Is Ji Shi Teng 鸡屎藤 (a Chinese fever vine herb) able to ward off evil spirits? According to the older generation (like my mum and some of my older relatives), they all truly believe so! I first came across this Ji Shi Teng via listening to Mr Zhou’s Ghost Stories podcast on 13th May 2022.
Mr Zhou mentioned that his neighbour’s child was crying for ages so his mum went over to help out her neighbour. No matter how hard they tried to soothe the child, nothing could be done. So the elderly believed that it must be evil spirits surrounding the baby and ‘they’ were trying to scare the baby. Hence, someone instructed her (Mr Zhou’s mum, who took him along with her) to look for Ji Shi Teng. Then a small portion of the plant was placed near the baby’s pillow/toy (inside the yao lan/baby hammock). This plant gave out an awful smell and within a few hours, the baby stopped crying. It was said that due to the smell, this plant was able to ward off evil spirits. Do you believe this superstition? I do know that I can smell it from afar (bought it from fresh) and it was quite a strong woody smell!
My mum mentioned to me that my younger cousin used to cry for many hours of the day. She was not ill and didn’t have colic. Her mum was told by her elderly mum to find Ji Shi Teng. She then wrapped a small portion of the plant vines around my cousin’s limbs (her wrists and ankles). Soon after, my cousin did not cry any more. Do you think this was a coincidence or do the plants have a special power?
My mum said that once the plants dropped off from the child, the plant should never be worn back. Always get a fresh one to wrap the child for protection.
This is an example of how it was supposed to wrap on an ankle, according to my mum, demonstrated by myself.

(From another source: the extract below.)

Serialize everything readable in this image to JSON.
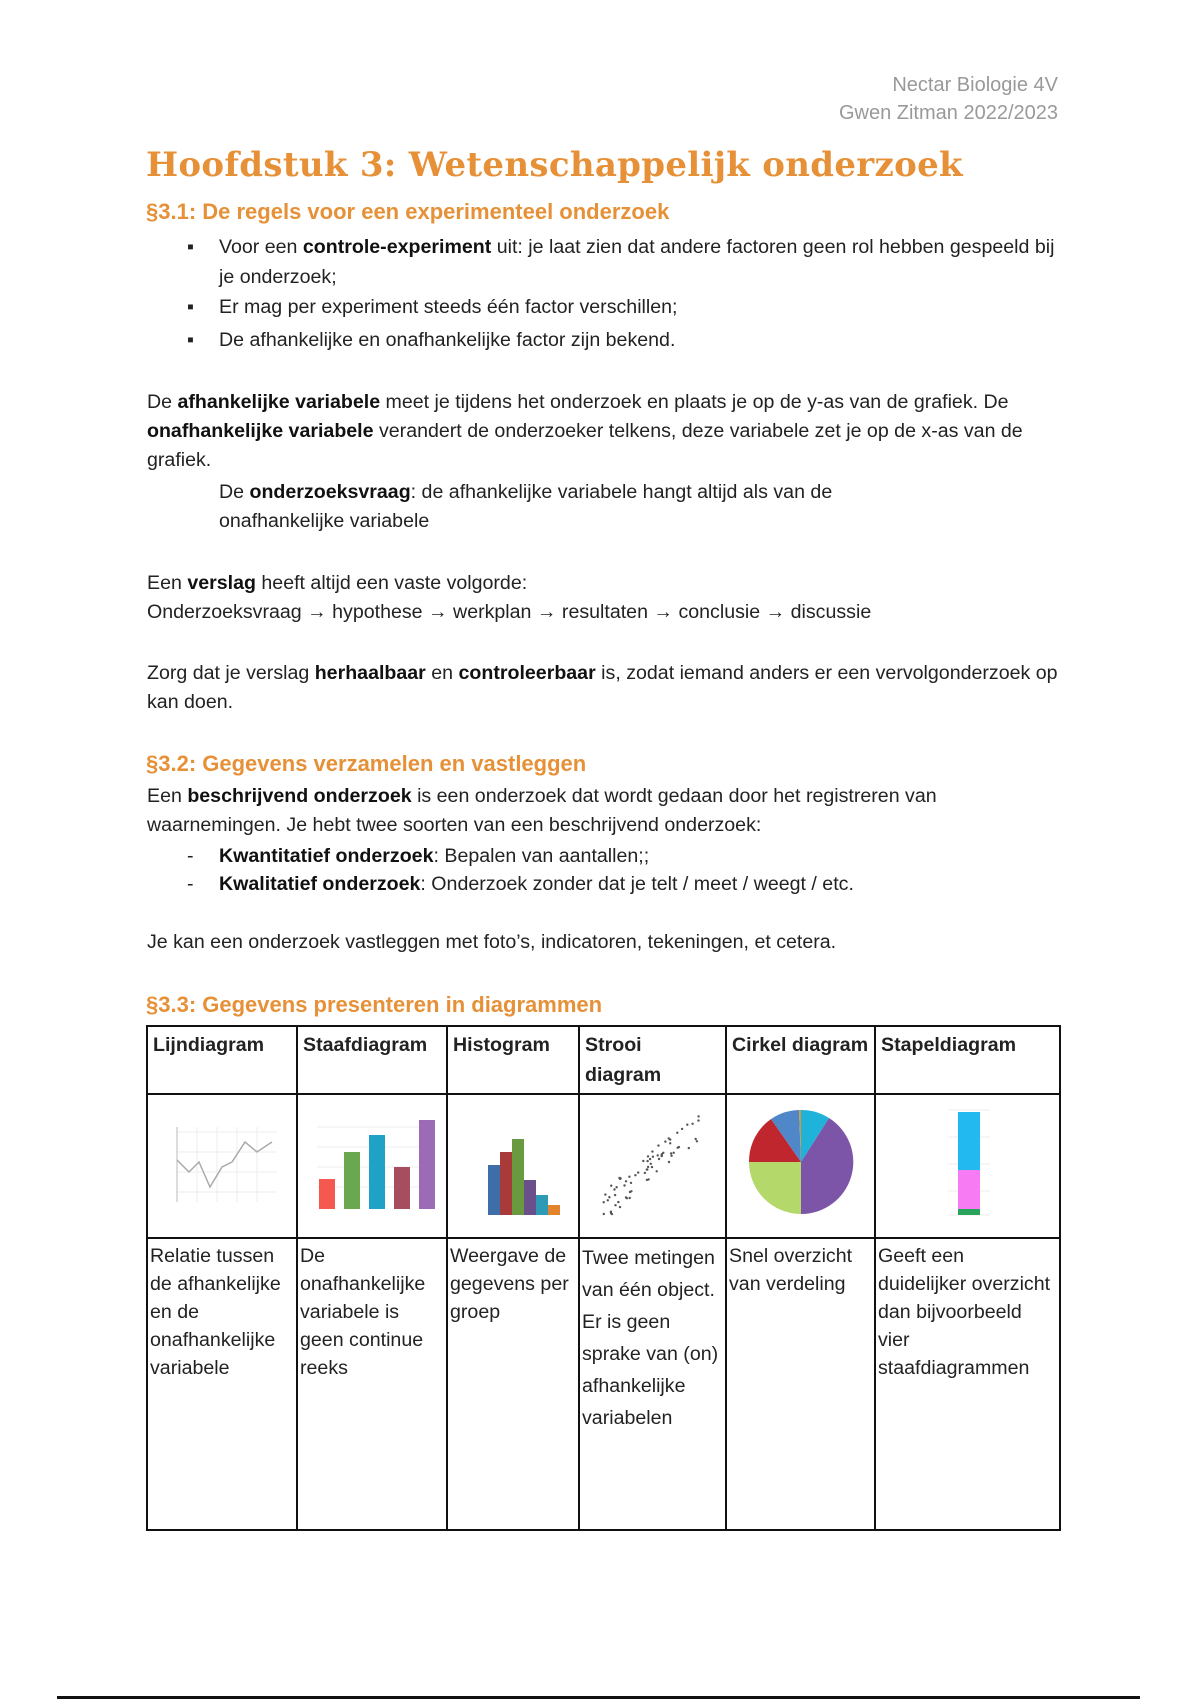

Back in the 80s and 90s, Ji Shi Teng, a climber plant can be found in many undeveloped green places in Singapore. It was grown freely and many knowledgeable people (older generation elderly) will know where to find it and how to use it. Some people will use the Ji Shi Teng to grind into liquid form to add into their Kuih (Chinese steamed cakes) like how people use pandan leaves to make pandan extract or coconut to make a kaya-flavoured paste. They said this herb was good for the body. My aunty told me that some people will boil it in a big pot of water to help relieve pain from arthritis by bathing with the water. There are so many uses for this Chinese herb. Please remember that I am not an expert on Traditional Chinese Medicine (TCM), so ask an expert before proceeding to use it.
As for these days, if you are looking for Ji Shi Teng, you can buy it fresh or dried from Chinatown TCM shops, in Singapore, if you know how to use it!
Do you know how to identify Ji Shi Teng? According to my mum, it is a climber plant and it has two leaves on each stem. To be honest, I would have no clue even if I saw it with my own eyes. It is not easy to identify. What do you think of this herb? Do you believe it will ward off evil spirits?